EUA impedem fotógrafos de entrevistas do secretário da Defesa após imagens desfavoráveis
Equipe do secretário de Defesa restringe presença da imprensa em coletivas sobre a guerra no Irã, em meio a tensões entre o governo Trump e jornalistas
O Departamento de Defesa dos EUA decidiu proibir a presença de fotógrafos nas duas últimas coletivas de imprensa do secretário de Defesa, Pete Hegseth, que abordavam a guerra contra o Irã. A medida foi tomada depois que imagens consideradas “desfavoráveis” por membros de sua equipe começaram a circular, segundo fontes ouvidas pelo jornal Washington Post. Desde o início do segundo mandato de Donald Trump, Hegseth — ex-apresentador da Fox News — tem protagonizado embates frequentes com repórteres, algo que parece ter contribuído para o recuo na presença da imprensa.
A decisão ganhou corpo após uma coletiva realizada no Pentágono em 2 de março, poucos dias após o ataque militar que matou o líder supremo iraniano, Ali Khamenei, em 28 de fevereiro. Pessoas envolvidas no episódio relatam que assessores do secretário criticaram a presença dele nas fotos divulgadas pela imprensa. Nessa ocasião, fotógrafos de agências internacionais como Associated Press, Reuters e Getty Images registraram o evento, que também contou com a participação do general Dan Caine, chefe do Estado-Maior Conjunto. As imagens circularam amplamente para veículos de todo o mundo.
Após a repercussão, a equipe do secretário decidiu barrar fotógrafos nas coletivas seguintes, marcadas para o Pentágono nos dias 4 e 10 de março. A partir de então, apenas repórteres de texto credenciados puderam acompanhar as sessões, enquanto o registro visual ficou restrito aos fotógrafos oficiais do Departamento de Defesa. Em nota, o portavoz do Pentágono, Kingsley Wilson, afirmou que a medida busca “utilizar de forma mais eficiente o espaço na sala de imprensa”. No que diz respeito à prática, cada veículo pode enviar apenas um representante às coletivas, e as fotos produzidas pelo governo passam a ficar disponíveis online para uso da imprensa.

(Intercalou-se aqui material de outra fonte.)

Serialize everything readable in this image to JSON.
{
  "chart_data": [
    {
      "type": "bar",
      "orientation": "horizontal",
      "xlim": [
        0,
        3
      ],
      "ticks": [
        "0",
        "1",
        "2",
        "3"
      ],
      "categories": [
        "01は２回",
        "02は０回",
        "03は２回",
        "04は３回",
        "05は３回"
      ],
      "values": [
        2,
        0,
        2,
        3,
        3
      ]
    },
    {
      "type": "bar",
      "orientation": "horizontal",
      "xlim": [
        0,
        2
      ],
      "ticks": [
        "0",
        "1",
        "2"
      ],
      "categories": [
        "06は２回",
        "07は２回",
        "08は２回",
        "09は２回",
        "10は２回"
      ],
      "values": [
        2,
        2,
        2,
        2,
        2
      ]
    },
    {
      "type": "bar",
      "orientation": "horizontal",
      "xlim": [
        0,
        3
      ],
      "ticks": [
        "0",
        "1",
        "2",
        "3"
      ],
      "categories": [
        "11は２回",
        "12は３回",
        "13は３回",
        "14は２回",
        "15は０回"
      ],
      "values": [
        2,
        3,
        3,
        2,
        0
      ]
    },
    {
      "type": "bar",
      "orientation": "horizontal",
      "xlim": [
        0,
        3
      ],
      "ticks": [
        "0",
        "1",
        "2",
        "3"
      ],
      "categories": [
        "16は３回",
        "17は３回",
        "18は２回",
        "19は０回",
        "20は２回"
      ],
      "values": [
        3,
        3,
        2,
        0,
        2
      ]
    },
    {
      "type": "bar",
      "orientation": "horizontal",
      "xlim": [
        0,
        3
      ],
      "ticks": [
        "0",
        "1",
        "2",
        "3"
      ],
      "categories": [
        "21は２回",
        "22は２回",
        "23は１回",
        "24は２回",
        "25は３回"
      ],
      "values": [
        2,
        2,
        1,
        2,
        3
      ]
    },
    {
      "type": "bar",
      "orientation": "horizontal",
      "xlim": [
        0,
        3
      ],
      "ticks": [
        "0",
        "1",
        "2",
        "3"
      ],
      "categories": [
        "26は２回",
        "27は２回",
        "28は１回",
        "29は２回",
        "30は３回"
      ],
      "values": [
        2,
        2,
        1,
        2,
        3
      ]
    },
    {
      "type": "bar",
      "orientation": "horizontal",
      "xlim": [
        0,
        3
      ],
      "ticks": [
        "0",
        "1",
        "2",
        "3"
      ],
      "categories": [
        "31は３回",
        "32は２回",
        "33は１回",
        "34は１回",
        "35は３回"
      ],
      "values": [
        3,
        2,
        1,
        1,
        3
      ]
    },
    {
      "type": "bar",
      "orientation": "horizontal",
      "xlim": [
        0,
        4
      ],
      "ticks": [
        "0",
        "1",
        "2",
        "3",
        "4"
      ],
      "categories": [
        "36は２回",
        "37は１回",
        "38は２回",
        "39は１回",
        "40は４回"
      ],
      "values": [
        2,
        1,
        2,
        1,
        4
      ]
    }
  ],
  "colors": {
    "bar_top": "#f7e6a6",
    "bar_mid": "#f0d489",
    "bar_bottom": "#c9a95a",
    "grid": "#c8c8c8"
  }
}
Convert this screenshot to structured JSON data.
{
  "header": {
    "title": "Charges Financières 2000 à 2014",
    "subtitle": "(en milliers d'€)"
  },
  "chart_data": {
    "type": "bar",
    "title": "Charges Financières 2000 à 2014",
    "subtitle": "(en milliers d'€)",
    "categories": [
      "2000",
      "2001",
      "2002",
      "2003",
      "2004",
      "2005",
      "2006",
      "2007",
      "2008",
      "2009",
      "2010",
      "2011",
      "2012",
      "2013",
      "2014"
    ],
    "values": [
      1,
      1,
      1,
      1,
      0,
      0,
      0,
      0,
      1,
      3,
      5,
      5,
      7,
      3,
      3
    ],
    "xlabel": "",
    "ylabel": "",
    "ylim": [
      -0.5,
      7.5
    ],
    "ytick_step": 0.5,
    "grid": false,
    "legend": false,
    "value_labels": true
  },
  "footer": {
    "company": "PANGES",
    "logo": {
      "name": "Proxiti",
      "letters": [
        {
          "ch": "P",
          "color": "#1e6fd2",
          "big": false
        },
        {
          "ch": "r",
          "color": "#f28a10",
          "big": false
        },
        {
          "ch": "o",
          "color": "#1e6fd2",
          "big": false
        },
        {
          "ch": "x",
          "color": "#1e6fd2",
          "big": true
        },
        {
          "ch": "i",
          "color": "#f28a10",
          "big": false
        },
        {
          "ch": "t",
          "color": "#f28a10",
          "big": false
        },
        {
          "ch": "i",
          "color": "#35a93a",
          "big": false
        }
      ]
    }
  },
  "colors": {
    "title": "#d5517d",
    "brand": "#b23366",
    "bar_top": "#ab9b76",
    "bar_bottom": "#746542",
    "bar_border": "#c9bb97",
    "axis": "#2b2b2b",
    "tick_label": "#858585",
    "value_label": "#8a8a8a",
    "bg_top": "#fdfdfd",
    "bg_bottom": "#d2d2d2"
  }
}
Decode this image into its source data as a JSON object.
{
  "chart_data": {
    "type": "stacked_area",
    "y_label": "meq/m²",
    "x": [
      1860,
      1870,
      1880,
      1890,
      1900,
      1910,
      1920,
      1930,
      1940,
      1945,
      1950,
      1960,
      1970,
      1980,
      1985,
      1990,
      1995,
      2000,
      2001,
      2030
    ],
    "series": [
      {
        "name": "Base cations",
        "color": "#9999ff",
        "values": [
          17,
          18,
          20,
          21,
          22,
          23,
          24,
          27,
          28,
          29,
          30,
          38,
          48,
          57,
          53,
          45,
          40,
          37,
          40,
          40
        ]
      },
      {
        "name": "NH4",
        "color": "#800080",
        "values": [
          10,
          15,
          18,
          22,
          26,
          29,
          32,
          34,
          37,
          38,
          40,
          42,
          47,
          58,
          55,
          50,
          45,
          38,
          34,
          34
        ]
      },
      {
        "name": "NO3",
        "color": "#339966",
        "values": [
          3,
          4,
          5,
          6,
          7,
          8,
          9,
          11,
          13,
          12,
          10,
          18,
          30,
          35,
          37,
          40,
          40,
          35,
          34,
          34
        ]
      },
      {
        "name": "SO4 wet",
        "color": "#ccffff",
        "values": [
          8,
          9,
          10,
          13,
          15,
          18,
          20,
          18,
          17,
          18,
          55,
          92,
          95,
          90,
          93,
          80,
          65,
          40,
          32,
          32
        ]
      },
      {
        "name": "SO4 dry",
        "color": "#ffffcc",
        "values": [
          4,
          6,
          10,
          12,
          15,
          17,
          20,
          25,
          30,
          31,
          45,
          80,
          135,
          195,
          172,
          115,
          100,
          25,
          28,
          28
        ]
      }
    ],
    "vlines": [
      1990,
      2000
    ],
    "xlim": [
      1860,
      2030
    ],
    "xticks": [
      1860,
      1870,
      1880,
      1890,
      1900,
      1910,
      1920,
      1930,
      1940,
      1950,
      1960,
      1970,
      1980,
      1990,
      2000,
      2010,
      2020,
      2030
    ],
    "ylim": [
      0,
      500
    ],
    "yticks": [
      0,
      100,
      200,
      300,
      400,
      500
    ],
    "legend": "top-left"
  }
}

Essa mudança acontece em meio ao agravamento das tensões entre o governo de Donald Trump e jornalistas que cobrem o Pentágono. A crise foi turbinada no ano anterior, quando centenas de profissionais credenciados devolveram seus crachás de acesso e muitos deixaram suas mesas no prédio em protesto contra uma nova política que restringia pedidos de informação e contatos não autorizados pelo governo. Grandes veículos passaram a abandonar suas posições no local em vez de aceitar as novas regras, que limitavam a circulação de repórteres e as fontes com quem poderiam dialogar.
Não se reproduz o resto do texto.